I haven't played a lot with this pattern, but I think you need to make up to 3 database transactions using this pattern and I wouldn't use the KafkaTransactions here, but:

@ApplicationScoped
public class NewAuthorConsumer {

    @Channel("new-book-out")
    Emitter<String> emitter;
    @Inject AuthorService authorService;

    @Incoming("new-author-in")
    Uni<Void> consume(Message<String> message) {
        // db tx 1 to create the author
        var id = authorService.handleAuthor(message.getPayload());
        // db tx 2 to query the author (this is just an example)
        var name = authorService.getAuthorName(id);
        return emitter.send(name).onFailure()
            .recoverWithUni(ex -> {
                 // failed to send
                 // db tx 3 to delete the author
                 authorService.deleteAuthor(id);
                 message.nack(ex);
            })
            .onItem().transformToUni(unused -> message.ack());
    }
}

Note that I haven't tested this code and also make sure that the commit strategy is manual for this consumer.

cescoffier commented 1 week ago

@ozangunalp was this related to the work you did on the emitter recently?

Note that database and Kafka transactions have very different semantic.
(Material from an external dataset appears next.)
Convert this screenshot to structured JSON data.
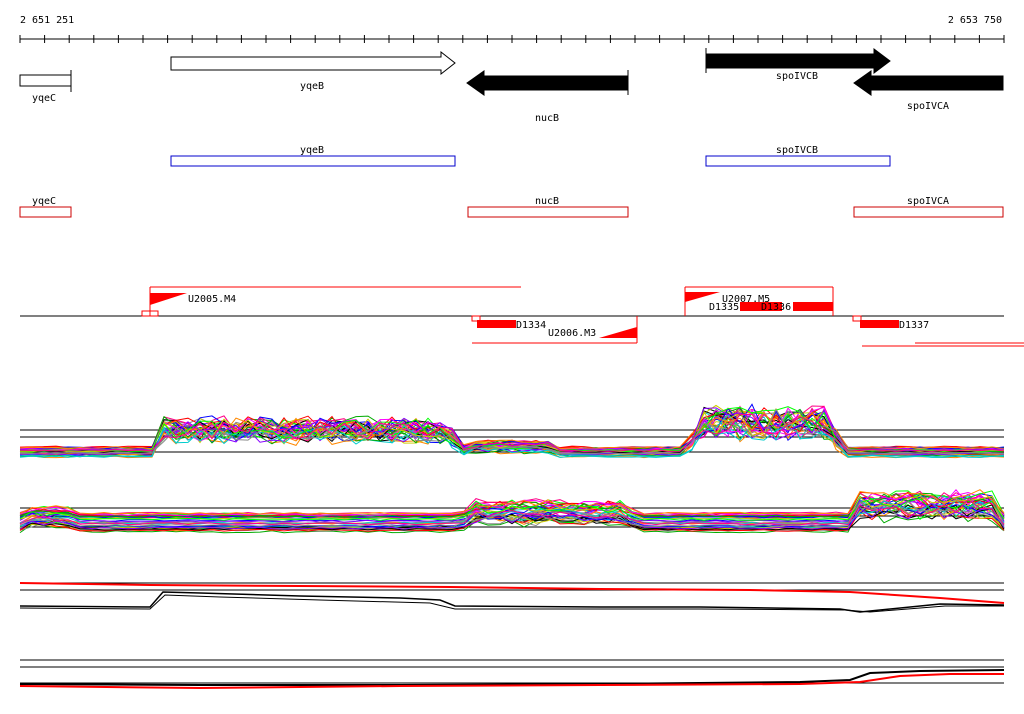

Thus, I would not use them together as it is very likely not going to do what you think (especially when reading the KIP about Kafka transaction (server side defense))

ozangunalp commented 1 week ago

@cescoffier in part, yes. The other part is to be able to run blocking code inside the Kafka transaction.

Note that database and Kafka transactions have very different semantic. Thus, I would not use them together as it is very likely not going to do what you think

I think it is always useful to repeat that. The KIP-890 will bring some stability improvements to Kafka transactions but it is not there yet.